BRICK – The transportation needs of some 9,020 township students changes from week-to-week, day-to-day, and sometimes even hour-to-hour.
Transportation Supervisor Dr. Peter Morris oversees an annual budget of about $9.8 million. In light of cuts to school funding under the S-2 bill, which reduced the district’s state funding by millions of dollars, the department is pressured to run as “lean and mean” as it possibly can, he said.
Student transportation has a lot of nuances, Morris said. “It’s dynamic, it’s based on individual need, (Individualized Education Plans), programs, life circumstances…so as far as the role of transportation, everything that happens in public education starts and ends with quality transportation every day,” he said.
Individual students have various needs. Some of the 423 special education students in the district need wheelchairs, some need aides and some even need nurses during transportation, which is provided to them, he said.
The district participates in “jointures” with other districts whenever possible, and works with Monmouth Ocean Educational Services Commission (MOESC) to coordinate cooperative transportation to share bus runs with other districts, he said.
The Brick School District runs 660 regular education bus routes, plus another 60 to 70 out-of-district routes, “but it’s fluid,” said Morris. “It changed this morning.”

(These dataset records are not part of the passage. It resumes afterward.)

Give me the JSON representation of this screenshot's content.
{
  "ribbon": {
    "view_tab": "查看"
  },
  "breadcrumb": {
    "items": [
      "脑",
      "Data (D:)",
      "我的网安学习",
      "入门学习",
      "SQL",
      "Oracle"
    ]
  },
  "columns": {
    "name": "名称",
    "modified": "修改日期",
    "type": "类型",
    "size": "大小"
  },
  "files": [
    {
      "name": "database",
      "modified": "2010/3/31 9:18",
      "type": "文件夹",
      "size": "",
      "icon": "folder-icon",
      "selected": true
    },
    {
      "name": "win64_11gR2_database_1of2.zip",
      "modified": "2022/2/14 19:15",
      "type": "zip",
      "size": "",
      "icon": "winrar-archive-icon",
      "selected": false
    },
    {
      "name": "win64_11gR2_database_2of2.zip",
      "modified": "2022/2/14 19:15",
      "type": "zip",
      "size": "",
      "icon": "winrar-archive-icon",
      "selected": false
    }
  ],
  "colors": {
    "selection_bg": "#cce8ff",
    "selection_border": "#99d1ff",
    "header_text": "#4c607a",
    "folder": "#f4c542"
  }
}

667 of the township students attend and are bussed to non-public or charter schools, except for 105 of them who receive an “aid in lieu” payment of $1,065 per student when their families provide their own transportation.
For the 2022-2023 school year, Brick had 3.2 million student transports at the cost of $4.44 per student per day, Dr. Morris said, which does not even include class trips, band runs, sporting events, and other extracurriculars.
Brick even provides transportation to 55 homeless students, which could be the result of a social issue, a court issue, their family being displaced or a variety of other circumstances, Morris said.
“They are all individual cases,” he said. “They are bussed to their home school district prior to them having some type of family upheaval – they could be in north Jersey, south Jersey – we are responsible for their transportation.”
The district also employs six full-time mechanics. (Photo by Judy Smestad-Nunn)
The Brick school district transports all students who live one to 20 miles from their school for elementary and middle school students, and 1.5 miles to 20 miles for high school students.
The transportation department utilizes an automated administrative software system to help with the bus routing and bus stops, Morris said.
The school transportation budget includes the oversight and maintenance of 170 vehicles which includes 110 buses, and another 60 vehicles that includes vans, cars, plows, tractors and trucks.
The district also employs six full-time mechanics.
There are enough full-time bus drivers to start the school year – who receive healthcare and benefits – but career bus drivers are an aging out population, and people are not going into the profession, Morris said.
He said there are other options for full-time jobs with health benefits, like big box stores. School bus drivers need a CDL (Commercial Driver’s License) and physicals. Substitute drivers, who make $23 an hour, must also have their CDL and a physical.
“That is where the storm is: you have a shortage of drivers, nationally, and then on top of that you have S-2 funding cuts, so when bus drivers call out you don’t have people to cover those runs.”
Providing transportation services in the upcoming school year is going to be particularly difficult because of the lack of substitute drivers, and the “squeeze” of S-2 funding, Dr. Morris said.